Je ne voulais pas d’un film sur moi. Il y a un cadrage que j’apprécie, c’est par-dessus l’épaule. On voit un bout de mon épaule effectivement, on voit à travers moi. Il y a une subjectivité et un fil conducteur, un narrateur. Mais en revanche, les héros ce sont les gens. Gilles a ce savoir-faire, d’aller cueillir des images autour, alors qu’on a un tournage hyper rapide. Si j’avais été derrière la caméra je l’aurais arrêtée 100 fois, et lui continue et va chercher les choses à droite à gauche. A deux seulement, on a une vraie proximité avec les gens.

S’il y en a un, quel film ou documentaire vous a inspiré pour faire le vôtre ?

Y en a un pour tous les deux, on en a discuté avant de partir. C’est « Western », de Manuel Poirier. J’sais pas si t’as vu ça.

Pas vu !

Je te le conseille ! J’appelle ça du road movie de proximité. Ou « Quand la mer monte… » de Yolande Moreau. Le meilleur film sur le Nord selon moi. Et c’est pareil, c’est du road movie de proximité.

Votre film évite Paris, on ne passe dans aucune zone de la région parisienne. Il y a une raison ou c’est le hasard des calendriers de la route ?

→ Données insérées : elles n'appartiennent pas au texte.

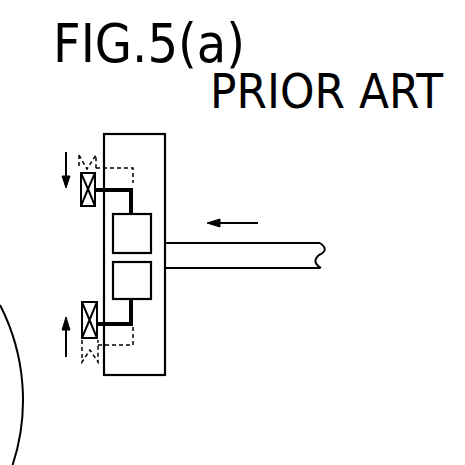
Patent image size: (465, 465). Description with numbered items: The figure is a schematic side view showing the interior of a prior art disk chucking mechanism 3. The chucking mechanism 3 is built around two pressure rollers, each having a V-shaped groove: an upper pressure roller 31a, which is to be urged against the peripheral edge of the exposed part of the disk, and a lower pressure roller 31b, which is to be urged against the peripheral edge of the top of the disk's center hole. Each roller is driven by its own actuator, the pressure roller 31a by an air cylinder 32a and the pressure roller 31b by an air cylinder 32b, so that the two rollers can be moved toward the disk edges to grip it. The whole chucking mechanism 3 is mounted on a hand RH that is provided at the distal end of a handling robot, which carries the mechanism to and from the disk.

The disk chucking mechanism 3 is at (212, 115).
The pressure roller 31a is at (80, 157).
The pressure roller 31b is at (82, 340).
The air cylinder 32a is at (138, 230).
The air cylinder 32b is at (140, 286).
The hand RH is at (298, 243).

Déjà on a tourné du dimanche au vendredi, donc on n’a pas de samedi. Par ailleurs, même les scènes de foule qu’on a sur les ronds-points, ce ne sont pas des scènes qui marchent. Parce que tout le monde nous parle. Ca fait des images belles, mais au fond on n’arrive pas à entrer dans l’intimité d’une personne. Et je sais par expérience que les manifestations ne sont pas de bons moments de tournages. Les gens crient des slogans et tout ça, mais pour venir saisir quelque chose de l’individualité de la personne, ça ne marche pas.

Et par ailleurs surtout, le 17 novembre toute la journée je faisais la tournée des ronds-points de ma circonscription sur une Harley-Davidson parce que c’est un peu « Mad Max » (y a personne sur les routes et des barrages partout). J’allume ma radio et j’entends « heurts sur le pont de la Concorde ». Même quand il y a un mouvement de la France périphérique, avec les invisibles qui se réveillent, c’était ramené à Paris, Paris, Paris…

Qu’est-ce que vous attendez de ce film ? Est-ce qu’il va avoir une histoire ? Maintenant que vous l’avez lancé il fait sa vie et vous la vôtre ?

Nan nan, on fait notre vie ensemble ! Il y aura une séparation à un moment mais là je le porte. Pour qu’il vive dans les salles de cinéma, mais aussi pour qu’il vive à l’extérieur. Le monter et le montrer aussi vite, c’est un choix politique. Il ne s’agit pas d’avoir un témoignage pour garder la trace de ce mouvement, comme on met une épitaphe sur une tombe. Mais d’en faire un outil d’intervention au présent. A l’automne on a écrit une belle page de notre Histoire, maintenant c’est un chapitre complet qu’on doit écrire.

  • Propos recueillis par Martin Caye, le vendredi 29 mars 2019 au cinéma Eldorado à Dijon.